David Edelstein On Will Ferrell

Sunday Morning movie critic David Edelstein says Will Ferrell excels in idiotically inspired movies. His latest, "Blades of Glory," continues in this vein.

Will Ferrell is the only graduate of "Saturday Night Live" to hit the motherlode in movies and not act as if he's bigger than his material.

Maybe he's not: He doesn't have Mike Myers's genius for transformation. He doesn't ply his neuroses as bravely as Adam Sandler. But I'd rather see Ferrell; there's a sweetness to his alter egos I find downright moving in an age in which too many screen clowns are jerks and putdown artists.

In "Anchorman," "Talledega Nights," and now "Blades of Glory," Ferrell plays macho fools. Yet out of that foolishness he somehow makes a kind of poetry.

The first of his anti-macho trilogy, "Anchorman," is a goof on the days when helmet-haired anchors were the pinnacles of manliness. The movie is about a sexist dinosaur getting his feminist comeuppance, but it's also about pushing the comedy envelope. The jokes are so wild the movie hurtles past the sophomoric, past the idiotic, into the surreal.

Click here to see photos from the "Blades Of Glory" Premiere.
"Talledega Nights" is even more idiotically inspired: a parody of go-for-it movies with a NASCAR-racing hero so childlike he insists on praying to Baby Jesus. The heart of the film is his loaded relationship with his sidekick, the hangdog John C. Reilly, who steals Ferrell's trophy wife, then feels like he betrayed his real significant other. Sasha Baron Cohen's prim gay French Existentialist car-racer adds ten exclamation points to all the little digs at American machismo.
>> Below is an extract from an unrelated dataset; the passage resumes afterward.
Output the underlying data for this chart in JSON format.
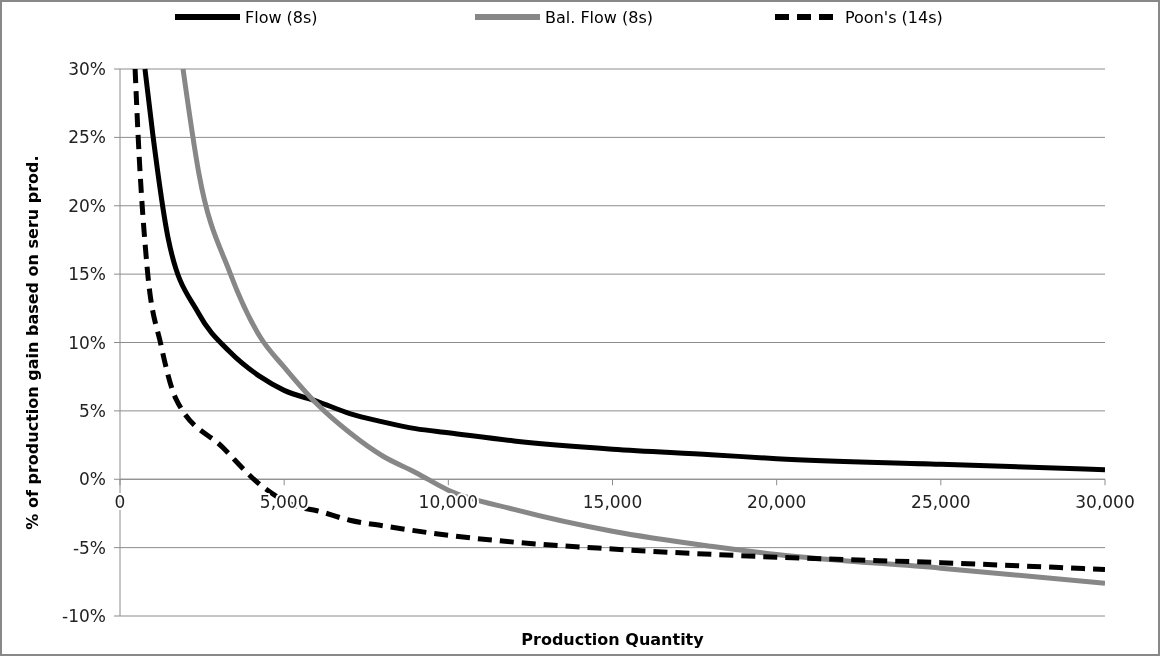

In "Blades of Glory," Ferrell plays figure skater Chazz Michael Michaels — a sex-obsessed galoot. It's in stark contrast to his girlish rival, Jimmy MacElroy, played by "Napoleon Dynamite"'s Jon Heder. Of course, the brute and the femme are forced to team up in a pairs skating category normally reserved for men and women. It could be a parody of that guilty-pleasure hetero romance, "The Cutting Edge."

"Blades of Glory" is more conventional than Ferrell's other parodies; it wasn't directed by Ferrell's longtime collaborator, Adam McKay. But it's loads of fun anyway, and the straighter it's played, the more hilarious. Can each man overcome his revulsion to touching or being touched by another dude? The implication is that only real men can.

The skating is phenomenal. It really looks as if Ferrell and Heder are Olympic-worthy stylists: back-to-back, belly-to-belly, pelvis-to-pelvis. Huzzah for Will Farrell! He deconstructs — even explodes — the paradigm of American masculinity, yet so tenderly you could mistake it for an ode to innocence.